Qualifying for a major championships is probably the most stressful part but, once you’ve qualified, you can relax and just get on with the job. With that stress removed, it moved more into excitement and anticipation.

An Olympics is pretty unique because you’re in an Athletes Village surrounded by all of the world’s most incredible athletes in all their different sports. There are all these super-humans just walking around and then to actually realise that you are one of them is very, very surreal.
But with everything that surrounds the Games, starting with the training camp, you are made to feel quite special. All you have to do is the training. There’s no day-to-day grind to deal with and you have a clear path to just focus on the job in hand.
We raced at 6pm in the evening, which was another curveball, because normally we’re used to running in the morning. It was like: “What do we eat?” I think I ate three bowls of porridge throughout the day. Then, on the start line, it was 40 degrees and the new tarmac road was giving off 50 degrees, so it was really intense.
Paula was expected to do extremely well so there was a lot of stress and pressure surrounding her at that time. I could just sink into the background. I was nervous, of course, but I was excited. And I like extreme conditions because people who are usually at the front may not be and some people can do well in those kinds of conditions. I liked that unknown entity from the challenge that Athens threw up.
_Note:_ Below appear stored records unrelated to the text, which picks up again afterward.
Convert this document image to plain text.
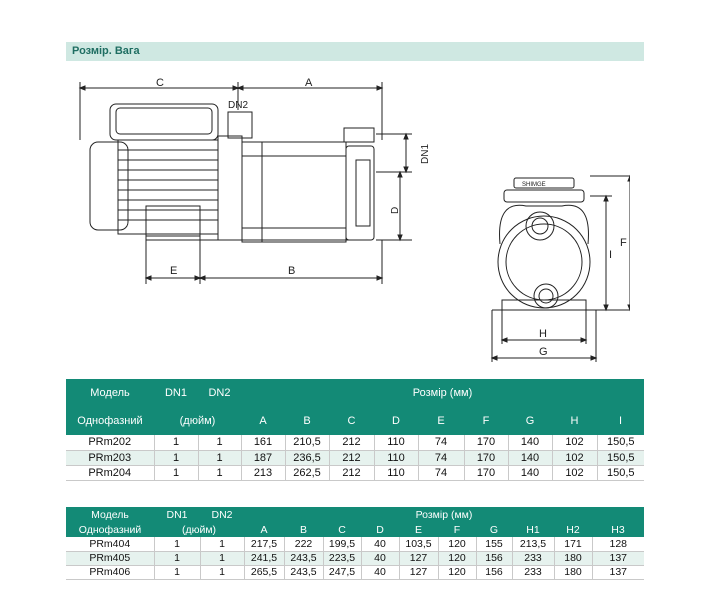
Розмір. Вага
C	A
DN2
E	B
DN1
D
SHIMGE
F
I
H
G
Модель	DN1	DN2	Розмір (мм)								
Однофазний	(дюйм)		A	B	C	D	E	F	G	H	I
PRm202	1	1	161	210,5	212	110	74	170	140	102	150,5
PRm203	1	1	187	236,5	212	110	74	170	140	102	150,5
PRm204	1	1	213	262,5	212	110	74	170	140	102	150,5
Модель	DN1	DN2	Розмір (мм)									
Однофазний	(дюйм)		A	B	C	D	E	F	G	H1	H2	H3
PRm404	1	1	217,5	222	199,5	40	103,5	120	155	213,5	171	128
PRm405	1	1	241,5	243,5	223,5	40	127	120	156	233	180	137
PRm406	1	1	265,5	243,5	247,5	40	127	120	156	233	180	137
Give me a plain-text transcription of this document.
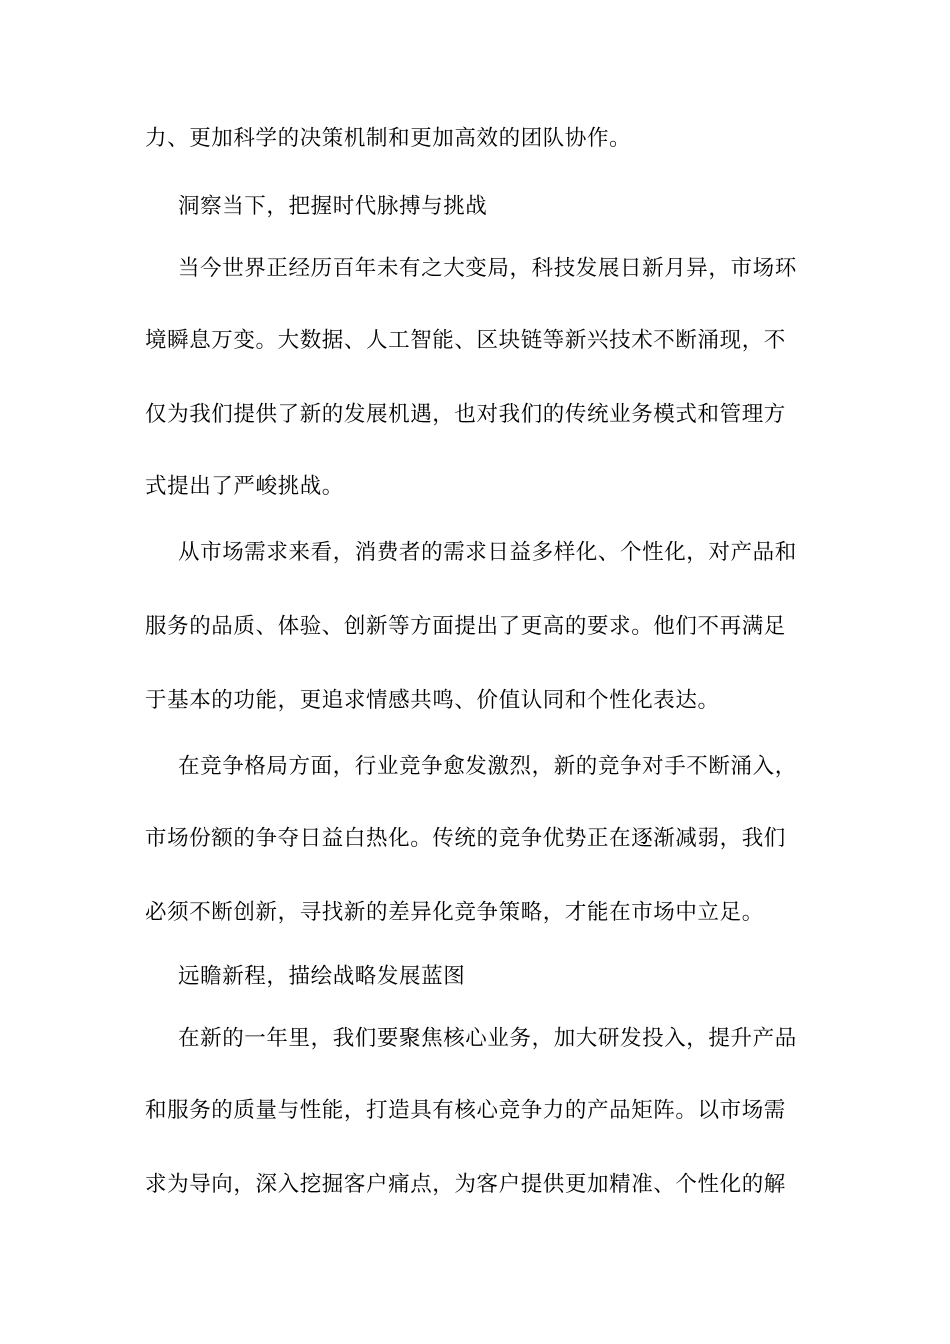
力、更加科学的决策机制和更加高效的团队协作。
洞察当下，把握时代脉搏与挑战
当今世界正经历百年未有之大变局，科技发展日新月异，市场环
境瞬息万变。大数据、人工智能、区块链等新兴技术不断涌现，不
仅为我们提供了新的发展机遇，也对我们的传统业务模式和管理方
式提出了严峻挑战。
从市场需求来看，消费者的需求日益多样化、个性化，对产品和
服务的品质、体验、创新等方面提出了更高的要求。他们不再满足
于基本的功能，更追求情感共鸣、价值认同和个性化表达。
在竞争格局方面，行业竞争愈发激烈，新的竞争对手不断涌入，
市场份额的争夺日益白热化。传统的竞争优势正在逐渐减弱，我们
必须不断创新，寻找新的差异化竞争策略，才能在市场中立足。
远瞻新程，描绘战略发展蓝图
在新的一年里，我们要聚焦核心业务，加大研发投入，提升产品
和服务的质量与性能，打造具有核心竞争力的产品矩阵。以市场需
求为导向，深入挖掘客户痛点，为客户提供更加精准、个性化的解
I did the best I could have done on the day. My time was nine minutes slower than my best from Berlin, but I didn’t really slow down significantly. I ran a fairly even-paced race, and I was the first Brit home. I didn’t know until afterwards that Paula had been forced to drop out.
If I had been wiser and I’d done more marathons, I possibly could have run faster, but I was fairly inexperienced so it was a really good springboard to prepare properly for Beijing four years later. It wasn’t to be there because I got tripped at the 15km mark but I was in the shape of my life going into those Games.

I loved the fact that, in Athens, we were supposedly running on the original route. We were finishing in the Panathenaic, the original Olympic stadium. Initially, I was a bit disappointed that we weren’t finishing in the main athletics stadium, but coming into that was incredible. I can still picture it now, running around, thinking what had gone on in that stadium years and years ago. It was just really fitting. A real privilege for my first Olympics and my second-ever marathon.